Tout au long des six jours de son procès, Lamine Diack, dont les réponses parfois décousues et inaudibles ont rendu les interrogatoires laborieux, s’est surtout dépeint comme un leader ayant « universalisé » l’athlétisme. Il a bien concédé avoir donné l’ordre d’étaler les sanctions contre les athlètes russes, dont 23 étaient soupçonnés à cause de leur passeport biologique, mais c’était pour empêcher la faillite de l’IAAF, en sauvegardant les négociations avec un sponsor, la banque d’État russe VTB, et un diffuseur, la chaîne télévisée RTR, publique à l’époque, en vue des Mondiaux 2013 de Moscou.

Pour le reste, Lamine Diack, qui avait été décoré au Kremlin fin 2011, a réfuté avoir touché des fonds du pouvoir russe pour financer des campagnes politiques au Sénégal, contrairement à ce qu’il avait spontanément dit durant l’enquête, en évoquant 1,2 million d’euros.
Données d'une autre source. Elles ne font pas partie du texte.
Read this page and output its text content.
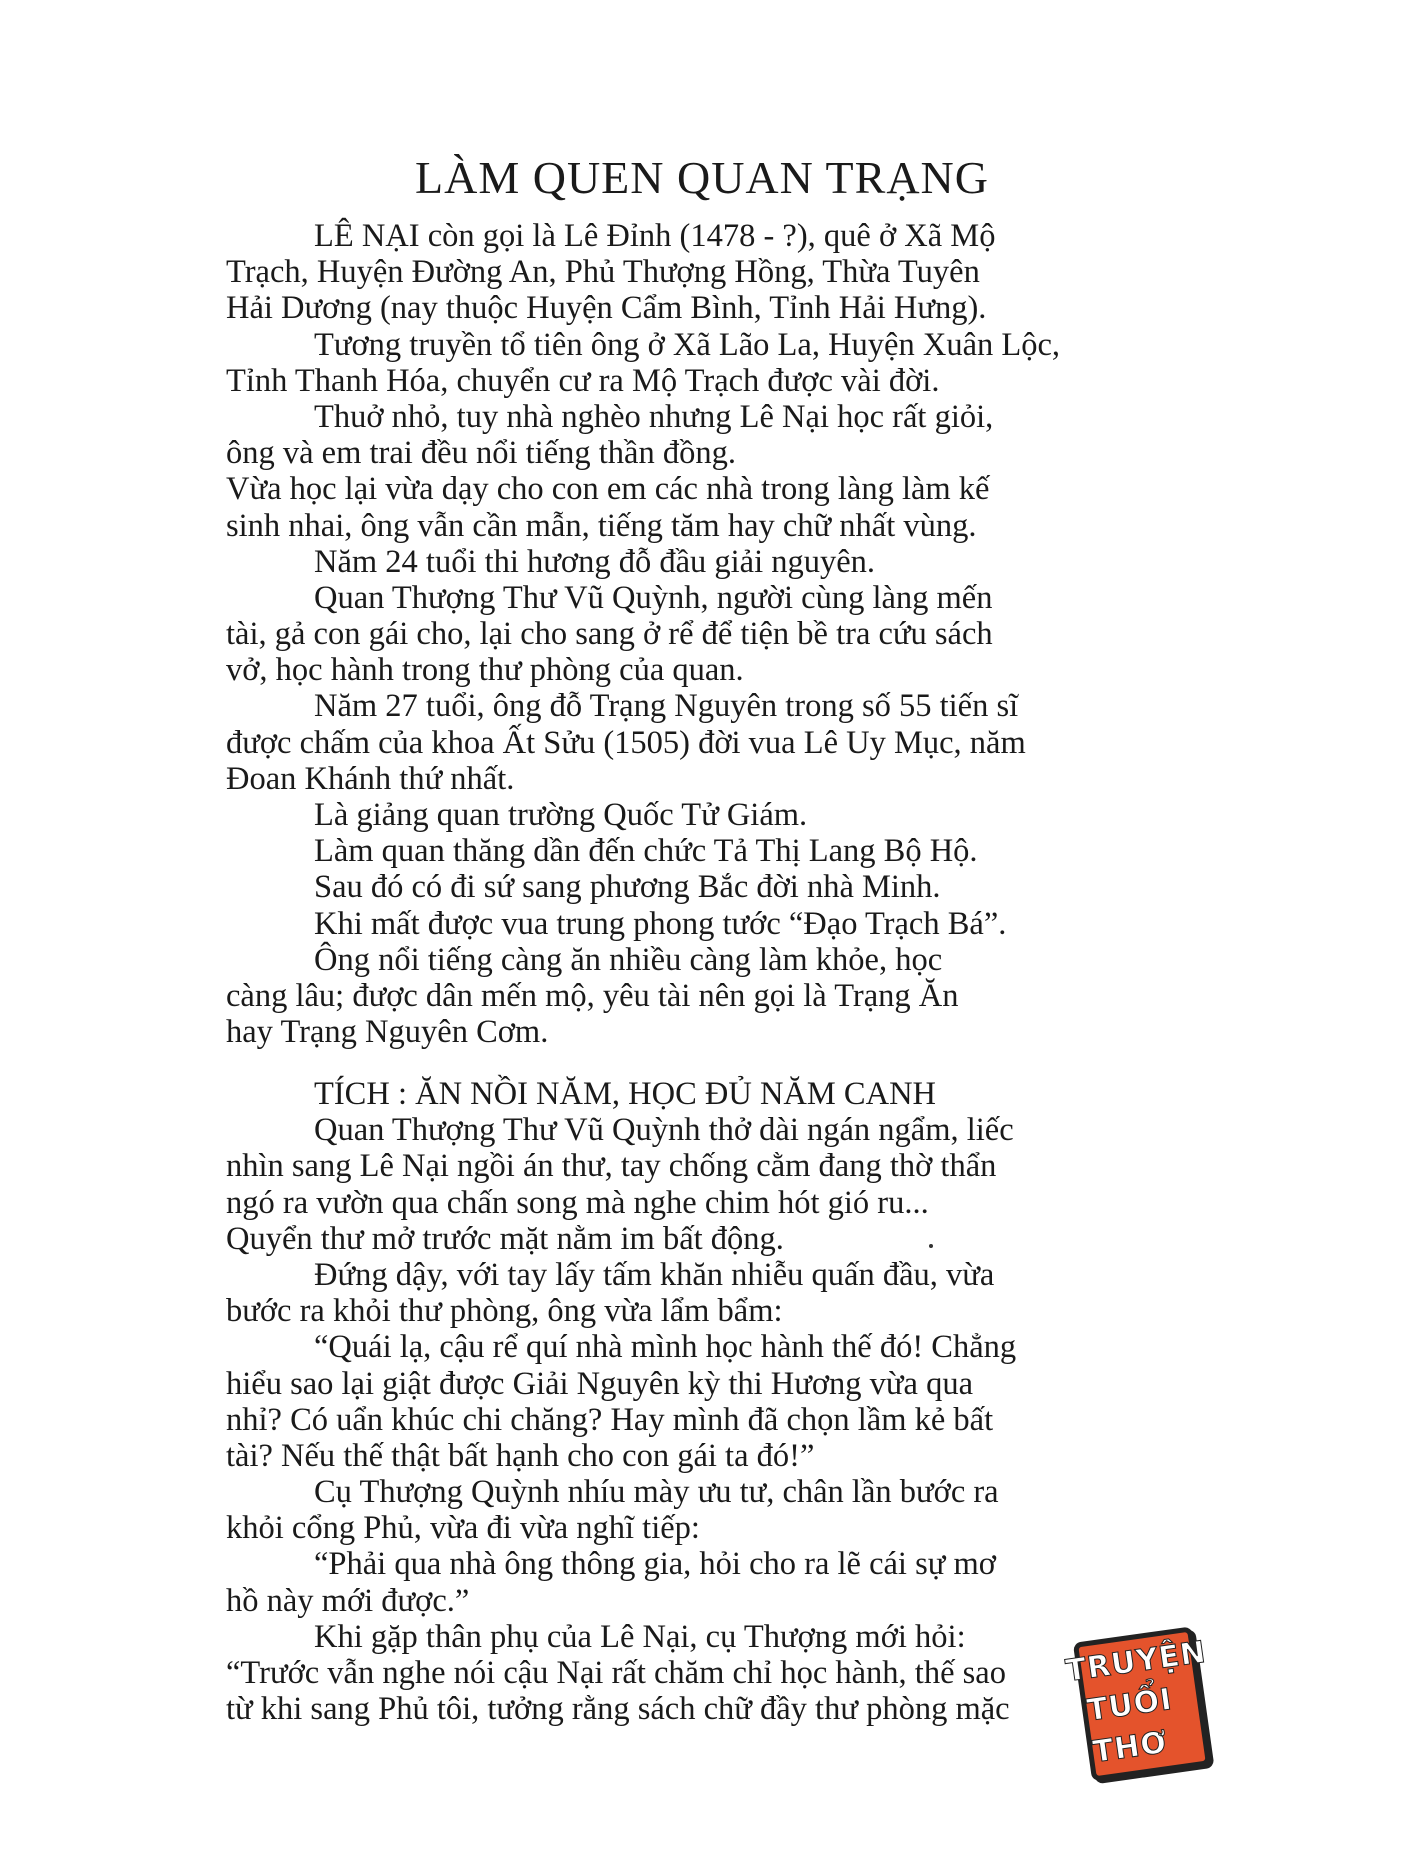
LÀM QUEN QUAN TRẠNG
LÊ NẠI còn gọi là Lê Đỉnh (1478 - ?), quê ở Xã Mộ
Trạch, Huyện Đường An, Phủ Thượng Hồng, Thừa Tuyên
Hải Dương (nay thuộc Huyện Cẩm Bình, Tỉnh Hải Hưng).
Tương truyền tổ tiên ông ở Xã Lão La, Huyện Xuân Lộc,
Tỉnh Thanh Hóa, chuyển cư ra Mộ Trạch được vài đời.
Thuở nhỏ, tuy nhà nghèo nhưng Lê Nại học rất giỏi,
ông và em trai đều nổi tiếng thần đồng.
Vừa học lại vừa dạy cho con em các nhà trong làng làm kế
sinh nhai, ông vẫn cần mẫn, tiếng tăm hay chữ nhất vùng.
Năm 24 tuổi thi hương đỗ đầu giải nguyên.
Quan Thượng Thư Vũ Quỳnh, người cùng làng mến
tài, gả con gái cho, lại cho sang ở rể để tiện bề tra cứu sách
vở, học hành trong thư phòng của quan.
Năm 27 tuổi, ông đỗ Trạng Nguyên trong số 55 tiến sĩ
được chấm của khoa Ất Sửu (1505) đời vua Lê Uy Mục, năm
Đoan Khánh thứ nhất.
Là giảng quan trường Quốc Tử Giám.
Làm quan thăng dần đến chức Tả Thị Lang Bộ Hộ.
Sau đó có đi sứ sang phương Bắc đời nhà Minh.
Khi mất được vua trung phong tước “Đạo Trạch Bá”.
Ông nổi tiếng càng ăn nhiều càng làm khỏe, học
càng lâu; được dân mến mộ, yêu tài nên gọi là Trạng Ăn
hay Trạng Nguyên Cơm.
TÍCH : ĂN NỒI NĂM, HỌC ĐỦ NĂM CANH
Quan Thượng Thư Vũ Quỳnh thở dài ngán ngẩm, liếc
nhìn sang Lê Nại ngồi án thư, tay chống cằm đang thờ thẩn
ngó ra vườn qua chấn song mà nghe chim hót gió ru...
Quyển thư mở trước mặt nằm im bất động.
Đứng dậy, với tay lấy tấm khăn nhiễu quấn đầu, vừa
bước ra khỏi thư phòng, ông vừa lẩm bẩm:
“Quái lạ, cậu rể quí nhà mình học hành thế đó! Chẳng
hiểu sao lại giật được Giải Nguyên kỳ thi Hương vừa qua
nhỉ? Có uẩn khúc chi chăng? Hay mình đã chọn lầm kẻ bất
tài? Nếu thế thật bất hạnh cho con gái ta đó!”
Cụ Thượng Quỳnh nhíu mày ưu tư, chân lần bước ra
khỏi cổng Phủ, vừa đi vừa nghĩ tiếp:
“Phải qua nhà ông thông gia, hỏi cho ra lẽ cái sự mơ
hồ này mới được.”
Khi gặp thân phụ của Lê Nại, cụ Thượng mới hỏi:
“Trước vẫn nghe nói cậu Nại rất chăm chỉ học hành, thế sao
từ khi sang Phủ tôi, tưởng rằng sách chữ đầy thư phòng mặc
TRUYỆN
TUỔI THƠ
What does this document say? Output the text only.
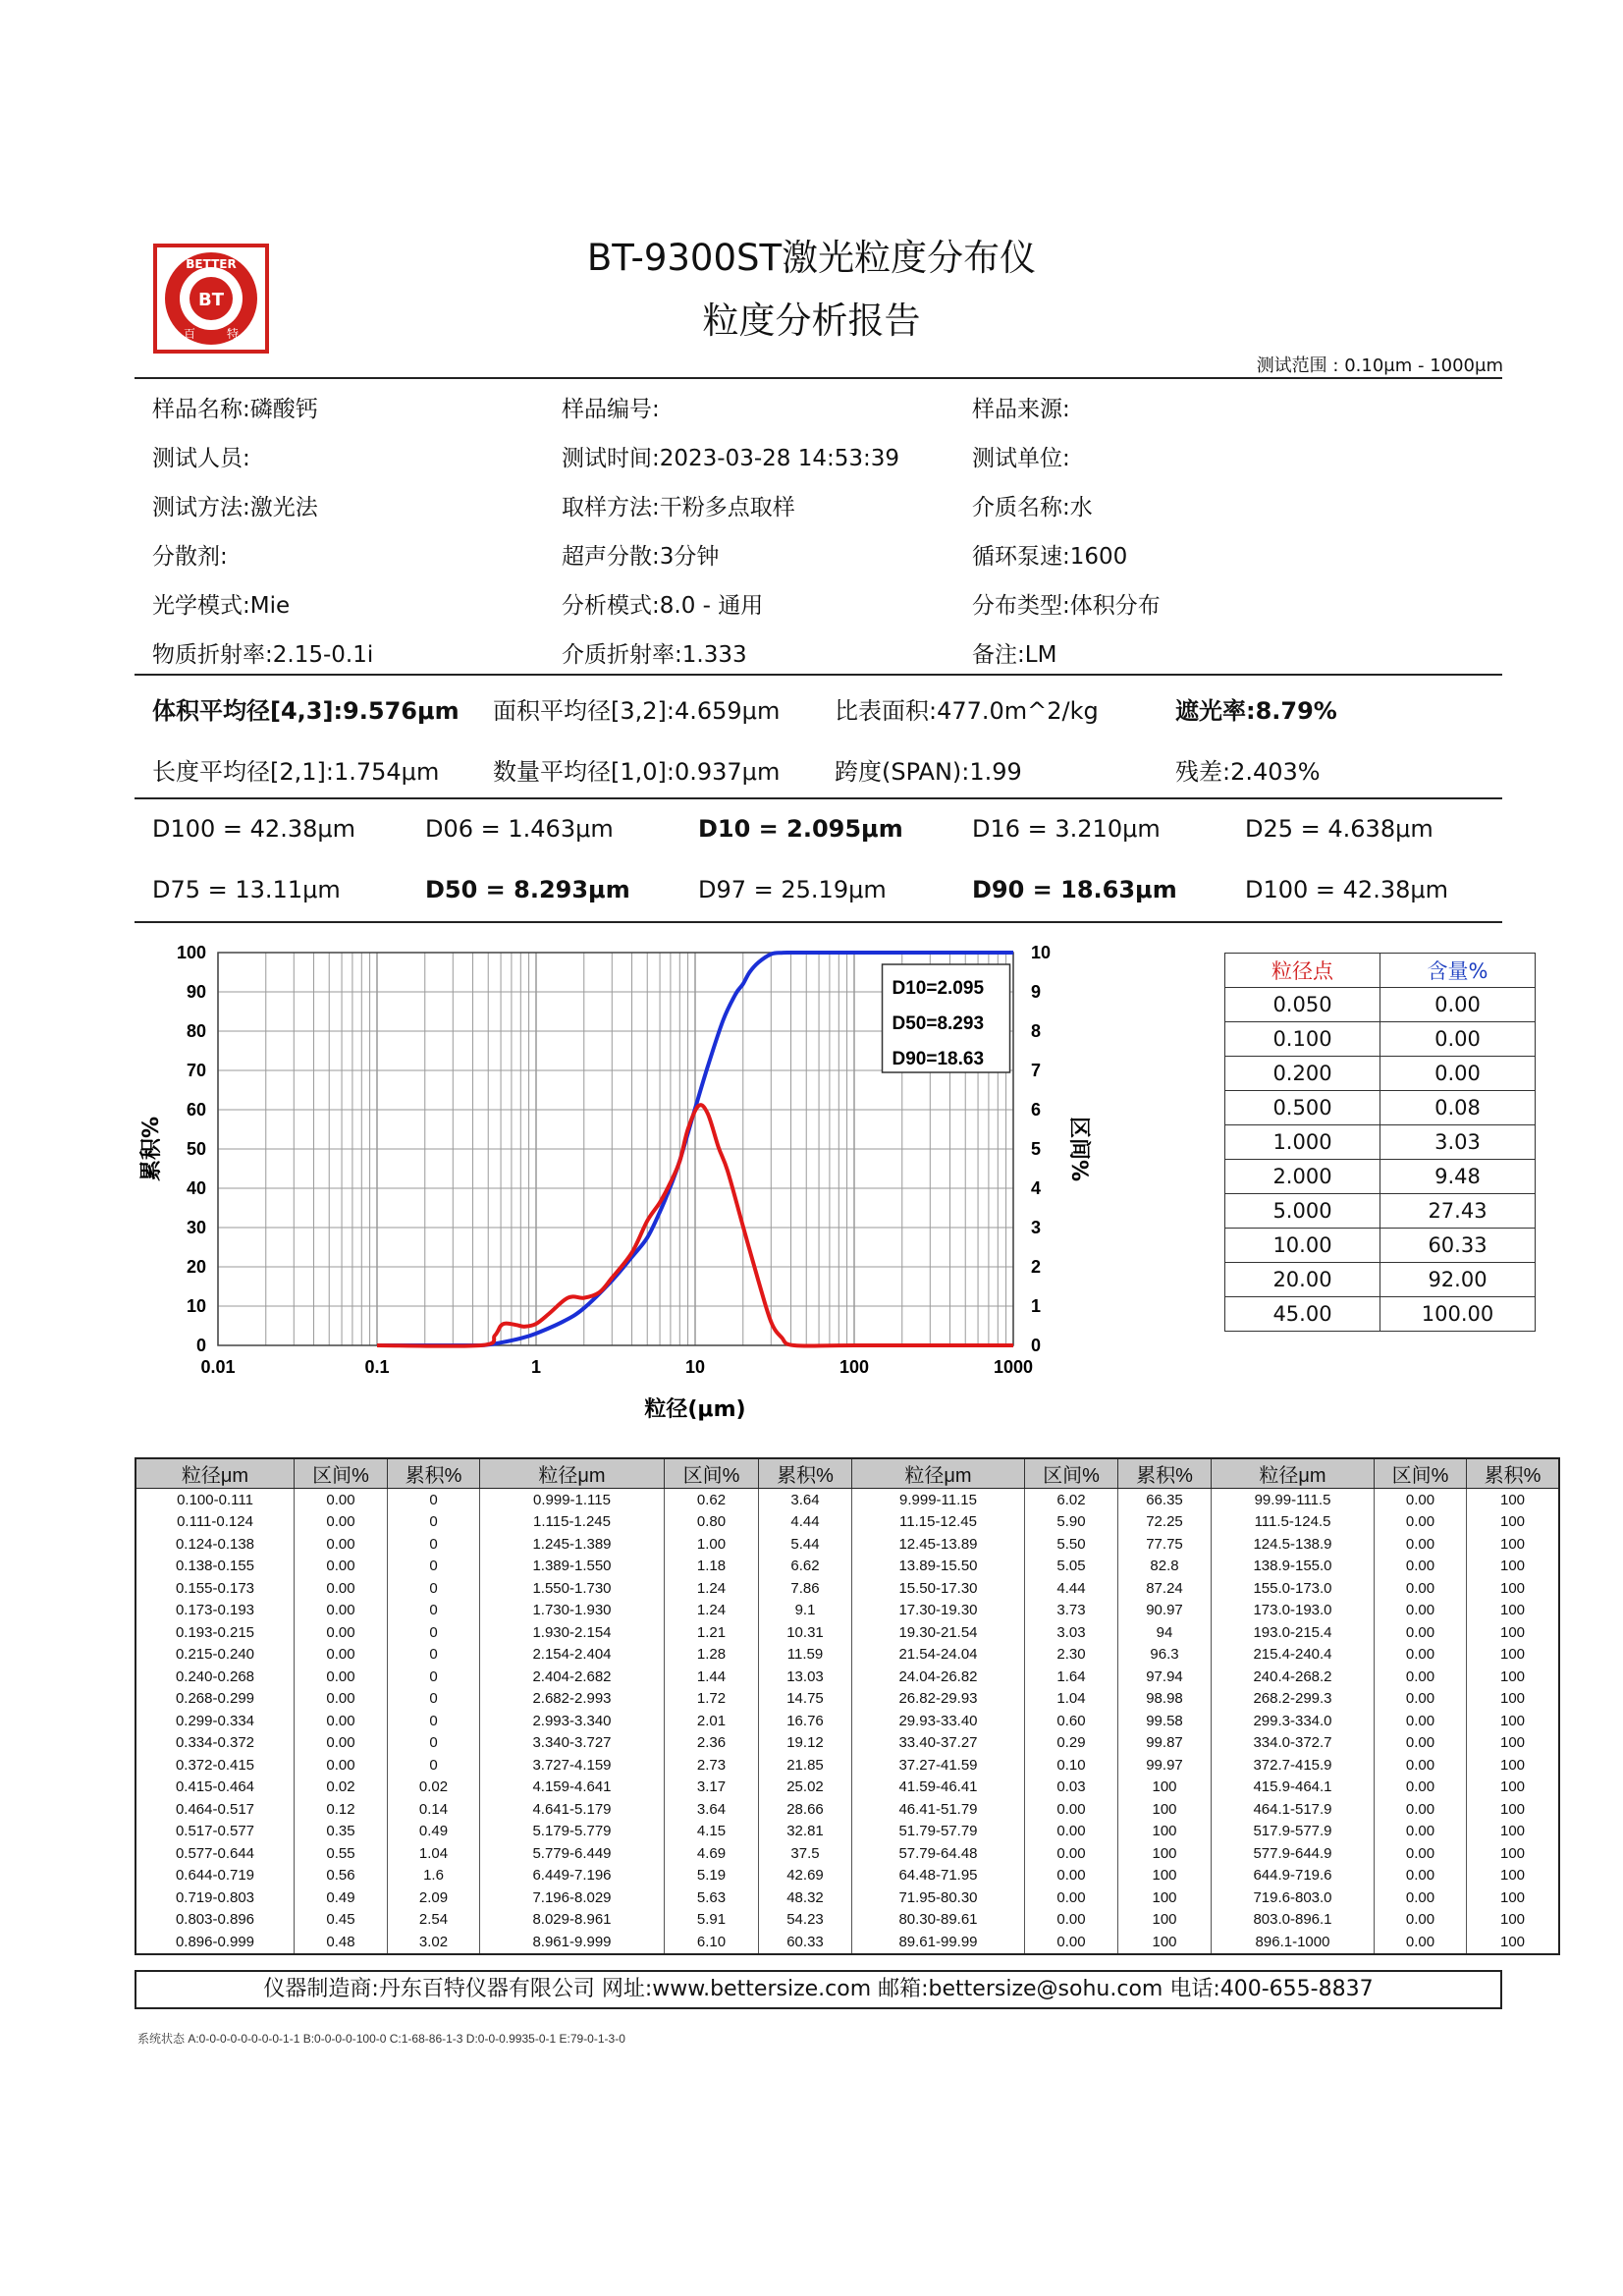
BT
BETTER
百	特
BT-9300ST激光粒度分布仪
粒度分析报告
测试范围 : 0.10μm - 1000μm
样品名称:磷酸钙	样品编号:	样品来源:
测试人员:	测试时间:2023-03-28 14:53:39	测试单位:
测试方法:激光法	取样方法:干粉多点取样	介质名称:水
分散剂:	超声分散:3分钟	循环泵速:1600
光学模式:Mie	分析模式:8.0 - 通用	分布类型:体积分布
物质折射率:2.15-0.1i	介质折射率:1.333	备注:LM
体积平均径[4,3]:9.576μm 面积平均径[3,2]:4.659μm 比表面积:477.0m^2/kg	遮光率:8.79%
长度平均径[2,1]:1.754μm 数量平均径[1,0]:0.937μm 跨度(SPAN):1.99	残差:2.403%
D100 = 42.38μm	D06 = 1.463μm	D10 = 2.095μm	D16 = 3.210μm	D25 = 4.638μm
D75 = 13.11μm	D50 = 8.293μm	D97 = 25.19μm	D90 = 18.63μm	D100 = 42.38μm
0.01	0.1	1	10	100	1000
0
10
20
30
40
50
60
70
80
90
100
0
1
2
3
4
5
6
7
8
9
10
粒径(μm)
累积%	区间%
D10=2.095
D50=8.293
D90=18.63
粒径点	含量%
0.050	0.00
0.100	0.00
0.200	0.00
0.500	0.08
1.000	3.03
2.000	9.48
5.000	27.43
10.00	60.33
20.00	92.00
45.00	100.00
粒径μm	区间%	累积%	粒径μm	区间%	累积%	粒径μm	区间%	累积%	粒径μm	区间%	累积%
0.100-0.111	0.00	0	0.999-1.115	0.62	3.64	9.999-11.15	6.02	66.35	99.99-111.5	0.00	100
0.111-0.124	0.00	0	1.115-1.245	0.80	4.44	11.15-12.45	5.90	72.25	111.5-124.5	0.00	100
0.124-0.138	0.00	0	1.245-1.389	1.00	5.44	12.45-13.89	5.50	77.75	124.5-138.9	0.00	100
0.138-0.155	0.00	0	1.389-1.550	1.18	6.62	13.89-15.50	5.05	82.8	138.9-155.0	0.00	100
0.155-0.173	0.00	0	1.550-1.730	1.24	7.86	15.50-17.30	4.44	87.24	155.0-173.0	0.00	100
0.173-0.193	0.00	0	1.730-1.930	1.24	9.1	17.30-19.30	3.73	90.97	173.0-193.0	0.00	100
0.193-0.215	0.00	0	1.930-2.154	1.21	10.31	19.30-21.54	3.03	94	193.0-215.4	0.00	100
0.215-0.240	0.00	0	2.154-2.404	1.28	11.59	21.54-24.04	2.30	96.3	215.4-240.4	0.00	100
0.240-0.268	0.00	0	2.404-2.682	1.44	13.03	24.04-26.82	1.64	97.94	240.4-268.2	0.00	100
0.268-0.299	0.00	0	2.682-2.993	1.72	14.75	26.82-29.93	1.04	98.98	268.2-299.3	0.00	100
0.299-0.334	0.00	0	2.993-3.340	2.01	16.76	29.93-33.40	0.60	99.58	299.3-334.0	0.00	100
0.334-0.372	0.00	0	3.340-3.727	2.36	19.12	33.40-37.27	0.29	99.87	334.0-372.7	0.00	100
0.372-0.415	0.00	0	3.727-4.159	2.73	21.85	37.27-41.59	0.10	99.97	372.7-415.9	0.00	100
0.415-0.464	0.02	0.02	4.159-4.641	3.17	25.02	41.59-46.41	0.03	100	415.9-464.1	0.00	100
0.464-0.517	0.12	0.14	4.641-5.179	3.64	28.66	46.41-51.79	0.00	100	464.1-517.9	0.00	100
0.517-0.577	0.35	0.49	5.179-5.779	4.15	32.81	51.79-57.79	0.00	100	517.9-577.9	0.00	100
0.577-0.644	0.55	1.04	5.779-6.449	4.69	37.5	57.79-64.48	0.00	100	577.9-644.9	0.00	100
0.644-0.719	0.56	1.6	6.449-7.196	5.19	42.69	64.48-71.95	0.00	100	644.9-719.6	0.00	100
0.719-0.803	0.49	2.09	7.196-8.029	5.63	48.32	71.95-80.30	0.00	100	719.6-803.0	0.00	100
0.803-0.896	0.45	2.54	8.029-8.961	5.91	54.23	80.30-89.61	0.00	100	803.0-896.1	0.00	100
0.896-0.999	0.48	3.02	8.961-9.999	6.10	60.33	89.61-99.99	0.00	100	896.1-1000	0.00	100
仪器制造商:丹东百特仪器有限公司 网址:www.bettersize.com 邮箱:bettersize@sohu.com 电话:400-655-8837
系统状态 A:0-0-0-0-0-0-0-0-1-1 B:0-0-0-0-100-0 C:1-68-86-1-3 D:0-0-0.9935-0-1 E:79-0-1-3-0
Et il a assuré qu’il ne s’était pas mêlé du travail de son fils.

Les avocats de Lamine Diack ont réclamé la relaxe, mais l’un d’eux, William Bourdon, a surtout demandé aux juges de ne pas envoyer le Sénégalais en prison, ni de l’empêcher « de mourir dans la dignité, embrassé par les siens, sur sa terre natale ». L’ancien patron de l’IAAF espère obtenir une levée de son contrôle judiciaire pour rentrer au pays, même s’il reste mis en examen dans le dossier sur les JO, où il sera bientôt entendu à Paris par la juge d’instruction.